Regard d’ethnologue sur le quartier des sciences
Haut-lieu de la recherche scientifique depuis le XIXe siècle, le quartier des sciences toulousain a récemment fait peau neuve autour de sa colonne vertébrale, les allées Jules Guesde. Aujourd’hui, la vie y bat son plein entre événements culturels, innovations numériques et accueil d’étudiants étrangers. A quoi ressemblait ce quartier dans les années 60 ? Réponse avec l’ethnologue Zoé Tiberghien qui nous invite pour un voyage dans le temps en plongeant dans cette époque à travers son travail d’enquête.
Par Zoé Tiberghien, doctorante en anthropologie à l'Université Toulouse - Jean Jaurès.
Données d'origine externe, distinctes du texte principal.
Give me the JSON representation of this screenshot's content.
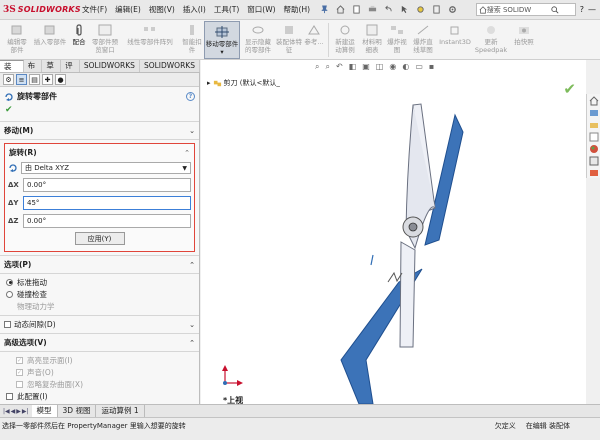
{
  "app": {
    "logo_ds": "3S",
    "logo_text": "SOLIDWORKS"
  },
  "menu": [
    "文件(F)",
    "编辑(E)",
    "视图(V)",
    "插入(I)",
    "工具(T)",
    "窗口(W)",
    "帮助(H)"
  ],
  "search": {
    "value": "搜索 SOLIDW"
  },
  "ribbon": {
    "buttons": [
      {
        "label1": "编辑零",
        "label2": "部件"
      },
      {
        "label1": "插入零部件",
        "label2": ""
      },
      {
        "label1": "配合",
        "label2": ""
      },
      {
        "label1": "零部件预",
        "label2": "览窗口"
      },
      {
        "label1": "线性零部件阵列",
        "label2": ""
      },
      {
        "label1": "智能扣",
        "label2": "件"
      },
      {
        "label1": "移动零部件",
        "label2": ""
      },
      {
        "label1": "显示隐藏",
        "label2": "的零部件"
      },
      {
        "label1": "装配体特",
        "label2": "征"
      },
      {
        "label1": "参考...",
        "label2": ""
      },
      {
        "label1": "新建运",
        "label2": "动算例"
      },
      {
        "label1": "材料明",
        "label2": "细表"
      },
      {
        "label1": "爆炸视",
        "label2": "图"
      },
      {
        "label1": "爆炸直",
        "label2": "线草图"
      },
      {
        "label1": "Instant3D",
        "label2": ""
      },
      {
        "label1": "更新",
        "label2": "Speedpak"
      },
      {
        "label1": "拍快照",
        "label2": ""
      }
    ]
  },
  "tabs": [
    "装配体",
    "布局",
    "草图",
    "评估",
    "SOLIDWORKS 插件",
    "SOLIDWORKS MBD"
  ],
  "property_manager": {
    "title": "旋转零部件",
    "move_group": "移动(M)",
    "rotate_group": "旋转(R)",
    "rotate_mode": "由 Delta XYZ",
    "dx_label": "ΔX",
    "dy_label": "ΔY",
    "dz_label": "ΔZ",
    "dx": "0.00°",
    "dy": "45°",
    "dz": "0.00°",
    "apply": "应用(Y)",
    "options_group": "选项(P)",
    "options": [
      "标准拖动",
      "碰撞检查",
      "物理动力学"
    ],
    "dynamic_clearance": "动态间隙(D)",
    "advanced_group": "高级选项(V)",
    "advanced": [
      "高亮显示面(I)",
      "声音(O)",
      "忽略复杂曲面(X)",
      "此配置(I)"
    ]
  },
  "graphics": {
    "tree_node": "剪刀 (默认<默认_",
    "view_label": "*上视"
  },
  "bottom_tabs": [
    "模型",
    "3D 视图",
    "运动算例 1"
  ],
  "status": {
    "message": "选择一零部件然后在 PropertyManager 里输入想要的旋转",
    "items": [
      "欠定义",
      "在编辑 装配体"
    ]
  },
  "colors": {
    "blade": "#3c73b8",
    "accent_red": "#e0453a",
    "ok_green": "#3a9a3a"
  }
}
En 2018, les allées Jules Guesde sont fraîchement rénovées, l’Université de Toulouse, soucieuse d’entrer dans une nouvelle ère tout en préservant son patrimoine, me demande de récolter la mémoire de la vie scientifique des bâtiments du « 39 » et « 41 ». Pendant près de deux siècles, ces lieux ont abrité la recherche et l’enseignement toulousains en sciences naturelles … Professeurs et chercheurs y côtoyaient les étudiants. Je rencontre quatre personnalités qui me livrent leurs histoires, chacun dans leurs disciplines : un biologiste végétal, un paléontologue, et deux géologues. C’est par des mots qui évoquent la famille mais aussi l’entreprise que les lieux sont révélés : une maison chaleureuse dirigée par des « patrons », ces anciens professeurs aux costumes trois pièces dont les chercheurs parlent avec une douceur surannée. Leur rigueur apparente va de pair avec une liberté donnée à leur activité, dans une période relativement faste. Point d’ancrage des chercheurs, les allées hébergeaient une maison de recherche où ils stockaient et analysaient la richesse des récoltes de terrain.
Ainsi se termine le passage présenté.